Secondly, a duty of loyalty is imposed on the directors (Articles 227 and 228 of the Capital Companies Law), so that they must perform their duties with the loyalty of a faithful representative, acting in good faith and in the best interests of the company.

The following obligations, among others, derive from this duty of loyalty:

  1. Not to exercise their powers for purposes other than those for which they have been granted.
  2. To keep secret any information, data, reports or background information to which he/she has had access in the performance of his/her duties, even when he/she has left his/her position.
  3. To abstain from participating in the deliberation and voting on resolutions or decisions in which he or she or a related person has a direct or indirect conflict of interest (see Article 231 of the Capital Companies Act to know in detail which persons shall be considered related for these purposes).
  4. To perform their duties under the principle of personal responsibility, with freedom of judgment and independence with respect to instructions and third parties.
  5. To adopt the necessary measures to avoid incurring in situations in which their interests, whether on their own behalf or on behalf of others, may conflict with the corporate interest and with their duties to the company.
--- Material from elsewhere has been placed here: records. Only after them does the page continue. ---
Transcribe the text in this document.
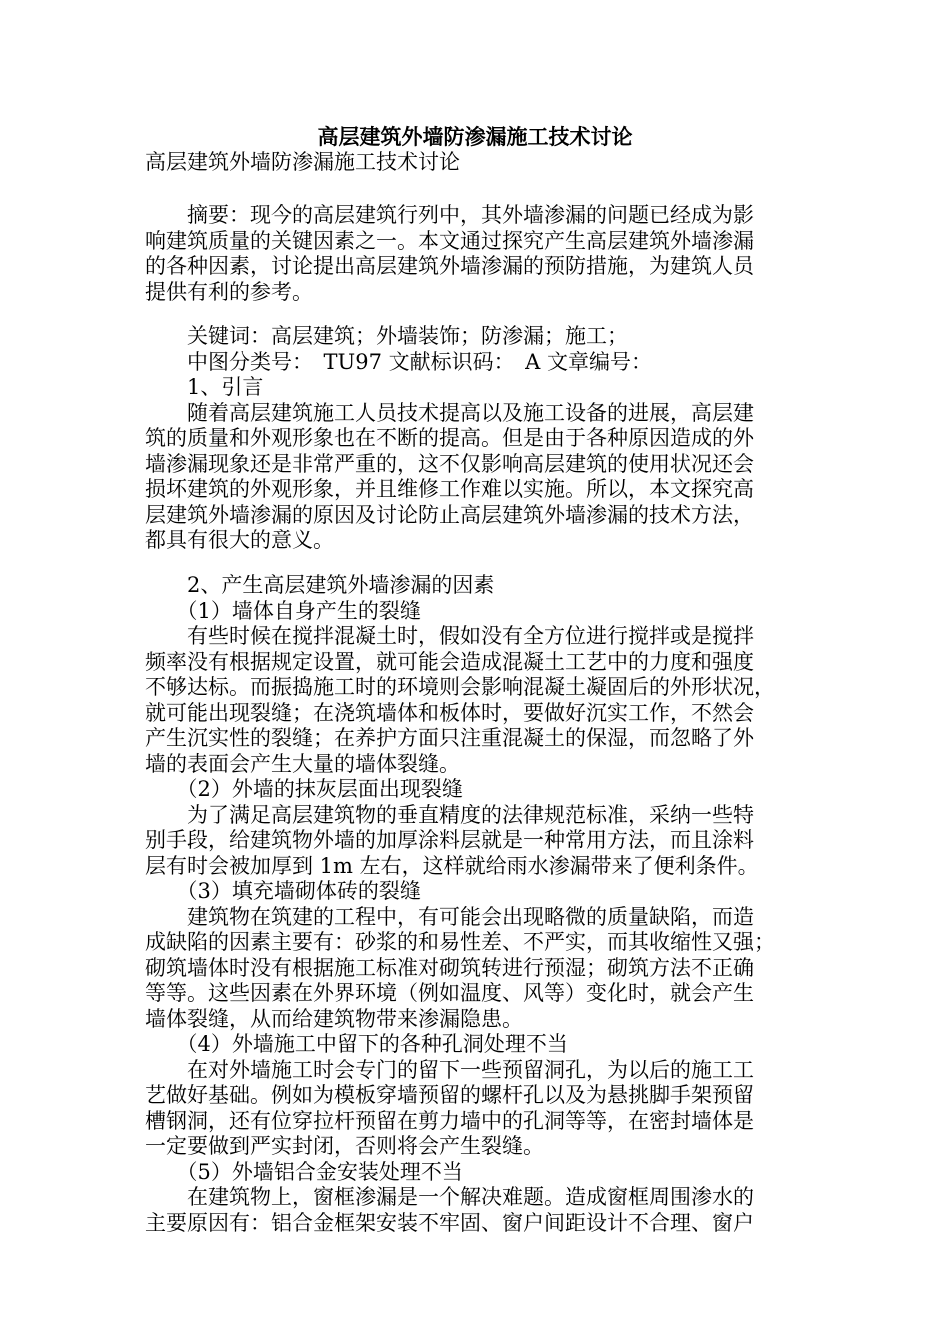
高层建筑外墙防渗漏施工技术讨论
高层建筑外墙防渗漏施工技术讨论
　　摘要：现今的高层建筑行列中，其外墙渗漏的问题已经成为影
响建筑质量的关键因素之一。本文通过探究产生高层建筑外墙渗漏
的各种因素，讨论提出高层建筑外墙渗漏的预防措施，为建筑人员
提供有利的参考。
　　关键词：高层建筑；外墙装饰；防渗漏；施工；
　　中图分类号：　TU97 文献标识码：　A 文章编号：
　　1、引言
　　随着高层建筑施工人员技术提高以及施工设备的进展，高层建
筑的质量和外观形象也在不断的提高。但是由于各种原因造成的外
墙渗漏现象还是非常严重的，这不仅影响高层建筑的使用状况还会
损坏建筑的外观形象，并且维修工作难以实施。所以，本文探究高
层建筑外墙渗漏的原因及讨论防止高层建筑外墙渗漏的技术方法，
都具有很大的意义。
　　2、产生高层建筑外墙渗漏的因素
　　（1）墙体自身产生的裂缝
　　有些时候在搅拌混凝土时，假如没有全方位进行搅拌或是搅拌
频率没有根据规定设置，就可能会造成混凝土工艺中的力度和强度
不够达标。而振捣施工时的环境则会影响混凝土凝固后的外形状况，
就可能出现裂缝；在浇筑墙体和板体时，要做好沉实工作，不然会
产生沉实性的裂缝；在养护方面只注重混凝土的保湿，而忽略了外
墙的表面会产生大量的墙体裂缝。
　　（2）外墙的抹灰层面出现裂缝
　　为了满足高层建筑物的垂直精度的法律规范标准，采纳一些特
别手段，给建筑物外墙的加厚涂料层就是一种常用方法，而且涂料
层有时会被加厚到 1m 左右，这样就给雨水渗漏带来了便利条件。
　　（3）填充墙砌体砖的裂缝
　　建筑物在筑建的工程中，有可能会出现略微的质量缺陷，而造
成缺陷的因素主要有：砂浆的和易性差、不严实，而其收缩性又强；
砌筑墙体时没有根据施工标准对砌筑转进行预湿；砌筑方法不正确
等等。这些因素在外界环境（例如温度、风等）变化时，就会产生
墙体裂缝，从而给建筑物带来渗漏隐患。
　　（4）外墙施工中留下的各种孔洞处理不当
　　在对外墙施工时会专门的留下一些预留洞孔，为以后的施工工
艺做好基础。例如为模板穿墙预留的螺杆孔以及为悬挑脚手架预留
槽钢洞，还有位穿拉杆预留在剪力墙中的孔洞等等，在密封墙体是
一定要做到严实封闭，否则将会产生裂缝。
　　（5）外墙铝合金安装处理不当
　　在建筑物上，窗框渗漏是一个解决难题。造成窗框周围渗水的
主要原因有：铝合金框架安装不牢固、窗户间距设计不合理、窗户
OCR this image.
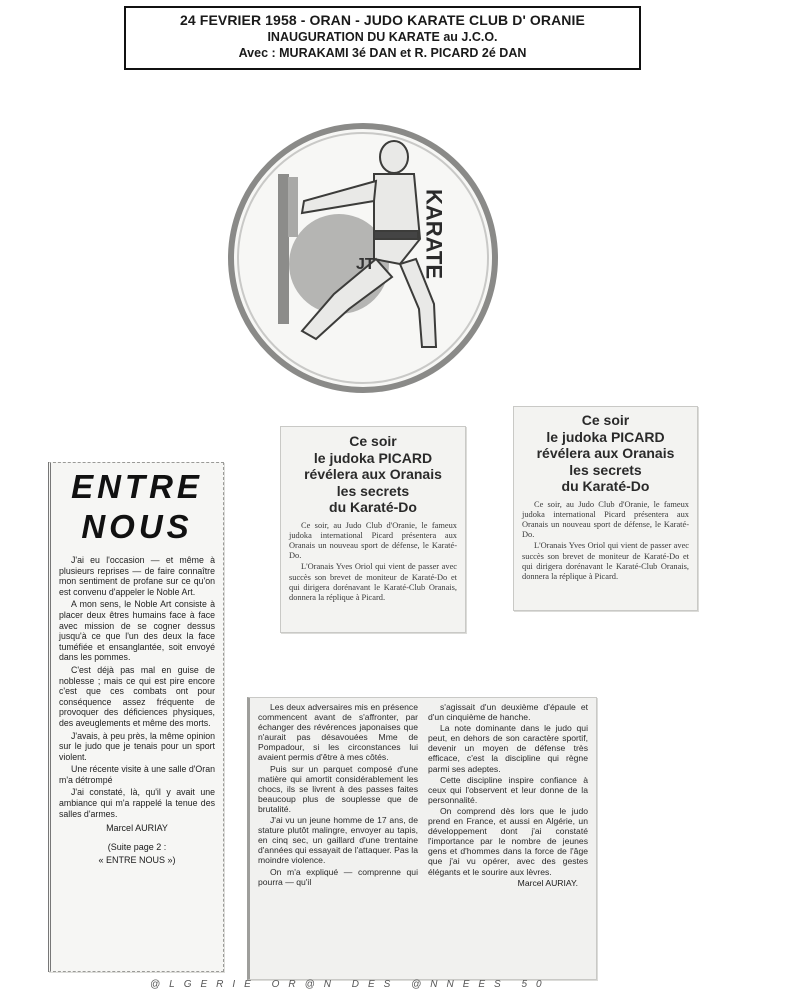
24 FEVRIER 1958 - ORAN - JUDO KARATE CLUB D' ORANIE
INAUGURATION DU KARATE au J.C.O.
Avec : MURAKAMI 3é DAN et R. PICARD 2é DAN
JT KARATE
Ce soir
le judoka PICARD
révélera aux Oranais
les secrets
du Karaté-Do

Ce soir, au Judo Club d'Oranie, le fameux judoka international Picard présentera aux Oranais un nouveau sport de défense, le Karaté-Do.

L'Oranais Yves Oriol qui vient de passer avec succès son brevet de moniteur de Karaté-Do et qui dirigera dorénavant le Karaté-Club Oranais, donnera la réplique à Picard.

Ce soir
le judoka PICARD
révélera aux Oranais
les secrets
du Karaté-Do

Ce soir, au Judo Club d'Oranie, le fameux judoka international Picard présentera aux Oranais un nouveau sport de défense, le Karaté-Do.

L'Oranais Yves Oriol qui vient de passer avec succès son brevet de moniteur de Karaté-Do et qui dirigera dorénavant le Karaté-Club Oranais, donnera la réplique à Picard.

ENTRE
NOUS

J'ai eu l'occasion — et même à plusieurs reprises — de faire connaître mon sentiment de profane sur ce qu'on est convenu d'appeler le Noble Art.

A mon sens, le Noble Art consiste à placer deux êtres humains face à face avec mission de se cogner dessus jusqu'à ce que l'un des deux la face tuméfiée et ensanglantée, soit envoyé dans les pommes.

C'est déjà pas mal en guise de noblesse ; mais ce qui est pire encore c'est que ces combats ont pour conséquence assez fréquente de provoquer des déficiences physiques, des aveuglements et même des morts.

J'avais, à peu près, la même opinion sur le judo que je tenais pour un sport violent.

Une récente visite à une salle d'Oran m'a détrompé

J'ai constaté, là, qu'il y avait une ambiance qui m'a rappelé la tenue des salles d'armes.

Marcel AURIAY
(Suite page 2 :
« ENTRE NOUS »)

Les deux adversaires mis en présence commencent avant de s'affronter, par échanger des révérences japonaises que n'aurait pas désavouées Mme de Pompadour, si les circonstances lui avaient permis d'être à mes côtés.

Puis sur un parquet composé d'une matière qui amortit considérablement les chocs, ils se livrent à des passes faites beaucoup plus de souplesse que de brutalité.

J'ai vu un jeune homme de 17 ans, de stature plutôt malingre, envoyer au tapis, en cinq sec, un gaillard d'une trentaine d'années qui essayait de l'attaquer. Pas la moindre violence.

On m'a expliqué — comprenne qui pourra — qu'il

s'agissait d'un deuxième d'épaule et d'un cinquième de hanche.

La note dominante dans le judo qui peut, en dehors de son caractère sportif, devenir un moyen de défense très efficace, c'est la discipline qui règne parmi ses adeptes.

Cette discipline inspire confiance à ceux qui l'observent et leur donne de la personnalité.

On comprend dès lors que le judo prend en France, et aussi en Algérie, un développement dont j'ai constaté l'importance par le nombre de jeunes gens et d'hommes dans la force de l'âge que j'ai vu opérer, avec des gestes élégants et le sourire aux lèvres.

Marcel AURIAY.
@LGERIE OR@N DES @NNEES 50
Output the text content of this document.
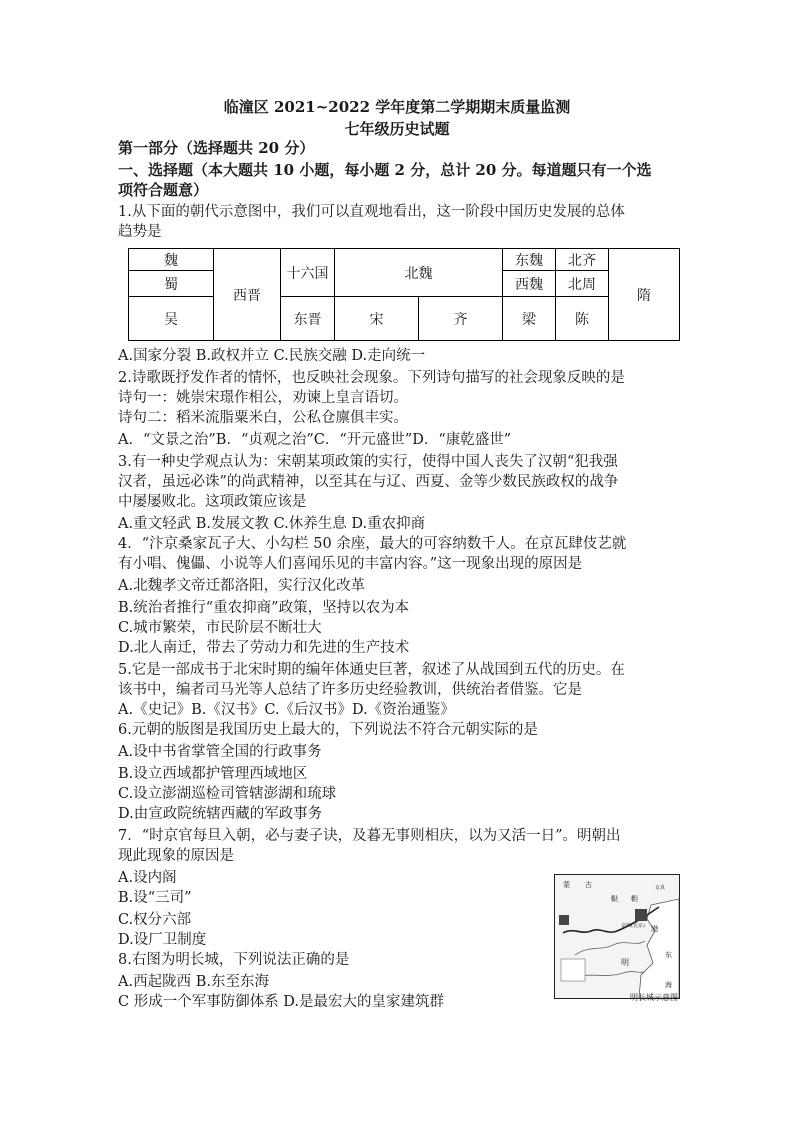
临潼区 2021~2022 学年度第二学期期末质量监测
七年级历史试题
第一部分（选择题共 20 分）
一、选择题（本大题共 10 小题，每小题 2 分，总计 20 分。每道题只有一个选
项符合题意）
1.从下面的朝代示意图中，我们可以直观地看出，这一阶段中国历史发展的总体
趋势是
魏	西晋	十六国	北魏		东魏	北齐	隋

蜀					西魏	北周	

吴		东晋	宋	齐	梁	陈	

A.国家分裂 B.政权并立 C.民族交融 D.走向统一
2.诗歌既抒发作者的情怀，也反映社会现象。下列诗句描写的社会现象反映的是
诗句一：姚崇宋璟作相公，劝谏上皇言语切。
诗句二：稻米流脂粟米白，公私仓廪俱丰实。
A．“文景之治”B．“贞观之治”C．“开元盛世”D．“康乾盛世”
3.有一种史学观点认为：宋朝某项政策的实行，使得中国人丧失了汉朝“犯我强
汉者，虽远必诛”的尚武精神，以至其在与辽、西夏、金等少数民族政权的战争
中屡屡败北。这项政策应该是
A.重文轻武 B.发展文教 C.休养生息 D.重农抑商
4．“汴京桑家瓦子大、小勾栏 50 余座，最大的可容纳数千人。在京瓦肆伎艺就
有小唱、傀儡、小说等人们喜闻乐见的丰富内容。”这一现象出现的原因是
A.北魏孝文帝迁都洛阳，实行汉化改革
B.统治者推行“重农抑商”政策，坚持以农为本
C.城市繁荣，市民阶层不断壮大
D.北人南迁，带去了劳动力和先进的生产技术
5.它是一部成书于北宋时期的编年体通史巨著，叙述了从战国到五代的历史。在
该书中，编者司马光等人总结了许多历史经验教训，供统治者借鉴。它是
A.《史记》B.《汉书》C.《后汉书》D.《资治通鉴》
6.元朝的版图是我国历史上最大的，下列说法不符合元朝实际的是
A.设中书省掌管全国的行政事务
B.设立西域都护管理西域地区
C.设立澎湖巡检司管辖澎湖和琉球
D.由宣政院统辖西藏的军政事务
7．“时京官每旦入朝，必与妻子诀，及暮无事则相庆，以为又活一日”。明朝出
现此现象的原因是
A.设内阁
B.设“三司”
C.权分六部
D.设厂卫制度
8.右图为明长城，下列说法正确的是
A.西起陇西 B.东至东海
C 形成一个军事防御体系 D.是最宏大的皇家建筑群
蒙 古
鞑 靼
京师(北京)
明
渤
东
海
女真
明长城示意图
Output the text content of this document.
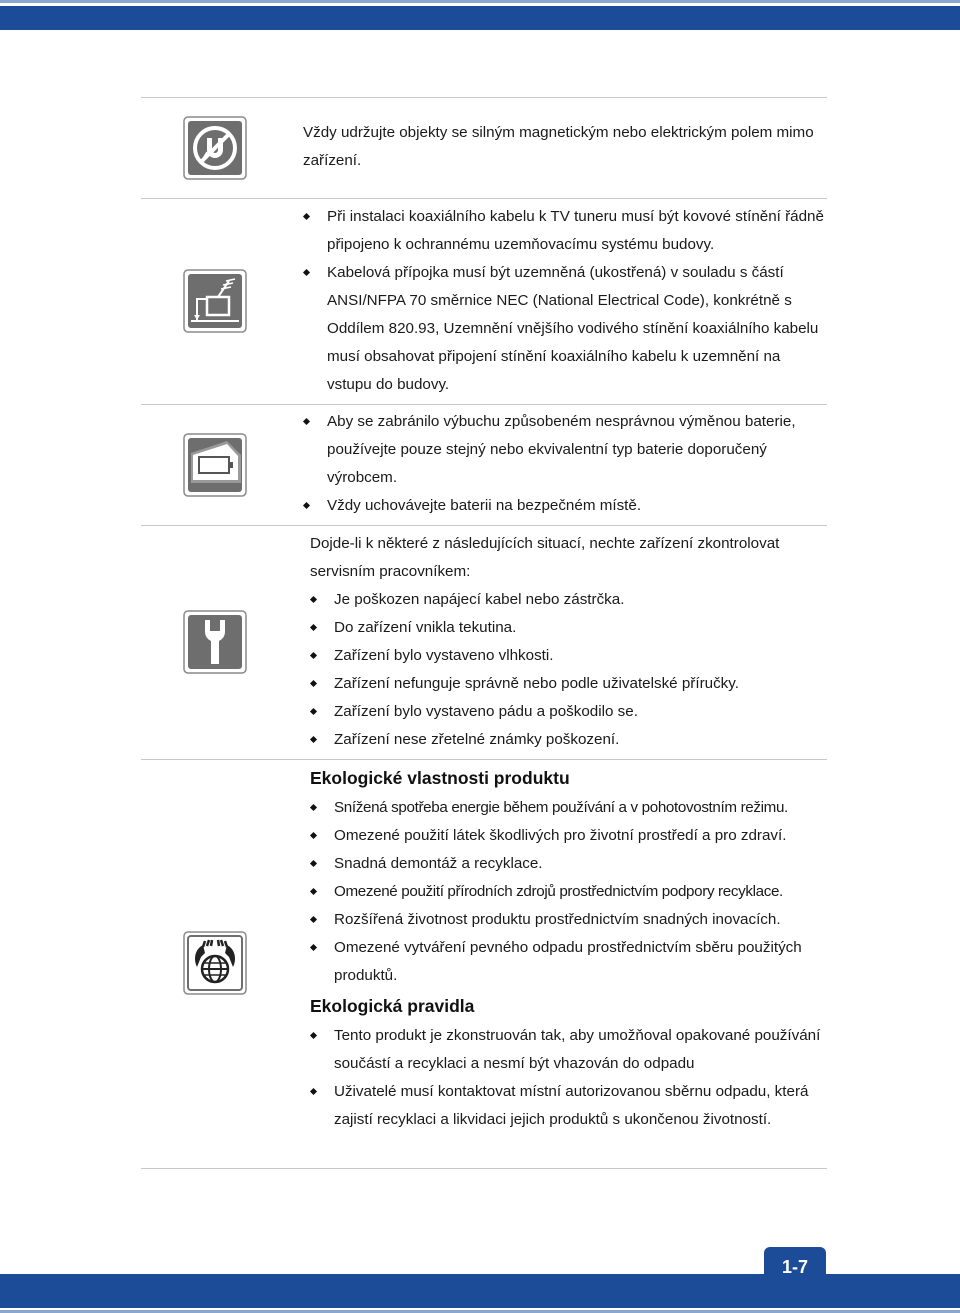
Vždy udržujte objekty se silným magnetickým nebo elektrickým polem mimo zařízení.

Při instalaci koaxiálního kabelu k TV tuneru musí být kovové stínění řádně připojeno k ochrannému uzemňovacímu systému budovy.
Kabelová přípojka musí být uzemněná (ukostřená) v souladu s částí ANSI/NFPA 70 směrnice NEC (National Electrical Code), konkrétně s Oddílem 820.93, Uzemnění vnějšího vodivého stínění koaxiálního kabelu musí obsahovat připojení stínění koaxiálního kabelu k uzemnění na vstupu do budovy.
Aby se zabránilo výbuchu způsobeném nesprávnou výměnou baterie, používejte pouze stejný nebo ekvivalentní typ baterie doporučený výrobcem.
Vždy uchovávejte baterii na bezpečném místě.

Dojde-li k některé z následujících situací, nechte zařízení zkontrolovat servisním pracovníkem:

Je poškozen napájecí kabel nebo zástrčka.
Do zařízení vnikla tekutina.
Zařízení bylo vystaveno vlhkosti.
Zařízení nefunguje správně nebo podle uživatelské příručky.
Zařízení bylo vystaveno pádu a poškodilo se.
Zařízení nese zřetelné známky poškození.
Ekologické vlastnosti produktu
Snížená spotřeba energie během používání a v pohotovostním režimu.
Omezené použití látek škodlivých pro životní prostředí a pro zdraví.
Snadná demontáž a recyklace.
Omezené použití přírodních zdrojů prostřednictvím podpory recyklace.
Rozšířená životnost produktu prostřednictvím snadných inovacích.
Omezené vytváření pevného odpadu prostřednictvím sběru použitých produktů.
Ekologická pravidla
Tento produkt je zkonstruován tak, aby umožňoval opakované používání součástí a recyklaci a nesmí být vhazován do odpadu
Uživatelé musí kontaktovat místní autorizovanou sběrnu odpadu, která zajistí recyklaci a likvidaci jejich produktů s ukončenou životností.
1-7
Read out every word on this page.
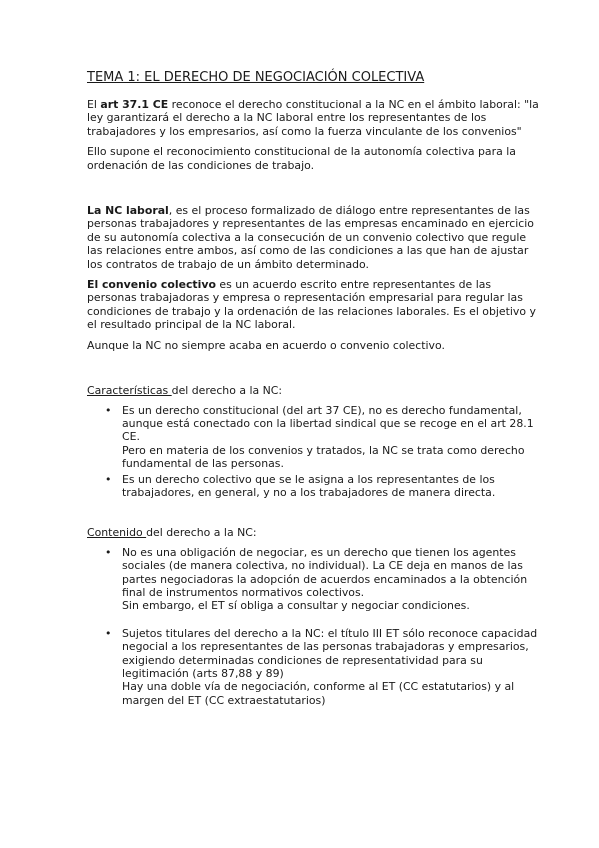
TEMA 1: EL DERECHO DE NEGOCIACIÓN COLECTIVA

El art 37.1 CE reconoce el derecho constitucional a la NC en el ámbito laboral: "la ley garantizará el derecho a la NC laboral entre los representantes de los trabajadores y los empresarios, así como la fuerza vinculante de los convenios"

Ello supone el reconocimiento constitucional de la autonomía colectiva para la ordenación de las condiciones de trabajo.

La NC laboral, es el proceso formalizado de diálogo entre representantes de las personas trabajadores y representantes de las empresas encaminado en ejercicio de su autonomía colectiva a la consecución de un convenio colectivo que regule las relaciones entre ambos, así como de las condiciones a las que han de ajustar los contratos de trabajo de un ámbito determinado.

El convenio colectivo es un acuerdo escrito entre representantes de las personas trabajadoras y empresa o representación empresarial para regular las condiciones de trabajo y la ordenación de las relaciones laborales. Es el objetivo y el resultado principal de la NC laboral.

Aunque la NC no siempre acaba en acuerdo o convenio colectivo.

Características del derecho a la NC:
• Es un derecho constitucional (del art 37 CE), no es derecho fundamental, aunque está conectado con la libertad sindical que se recoge en el art 28.1 CE.
Pero en materia de los convenios y tratados, la NC se trata como derecho fundamental de las personas.
• Es un derecho colectivo que se le asigna a los representantes de los trabajadores, en general, y no a los trabajadores de manera directa.
Contenido del derecho a la NC:
• No es una obligación de negociar, es un derecho que tienen los agentes sociales (de manera colectiva, no individual). La CE deja en manos de las partes negociadoras la adopción de acuerdos encaminados a la obtención final de instrumentos normativos colectivos.
Sin embargo, el ET sí obliga a consultar y negociar condiciones.
• Sujetos titulares del derecho a la NC: el título III ET sólo reconoce capacidad negocial a los representantes de las personas trabajadoras y empresarios, exigiendo determinadas condiciones de representatividad para su legitimación (arts 87,88 y 89)
Hay una doble vía de negociación, conforme al ET (CC estatutarios) y al margen del ET (CC extraestatutarios)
Thus, in order to avoid these situations of conflicts of interest, the law (Article 229 of the Capital Companies Act) compels the directors to refrain from:

  1. To carry out transactions with the company, except in the case of ordinary transactions, made under standard conditions for customers and of little relevance.
  2. Using the company's name or invoking its status as a director to unduly influence the performance of private transactions.
  3. Making use of corporate assets, including confidential company information, for private purposes.
  4. Take advantage of business opportunities in society.
  5. Obtain advantages or remuneration from third parties other than the company and its group, associated with the performance of their duties, except in the case of mere courtesy.
  6. To carry out activities for its own account or for the account of others that involve effective competition, whether actual or potential, with the company or that otherwise place it in permanent conflict with the interests of the company.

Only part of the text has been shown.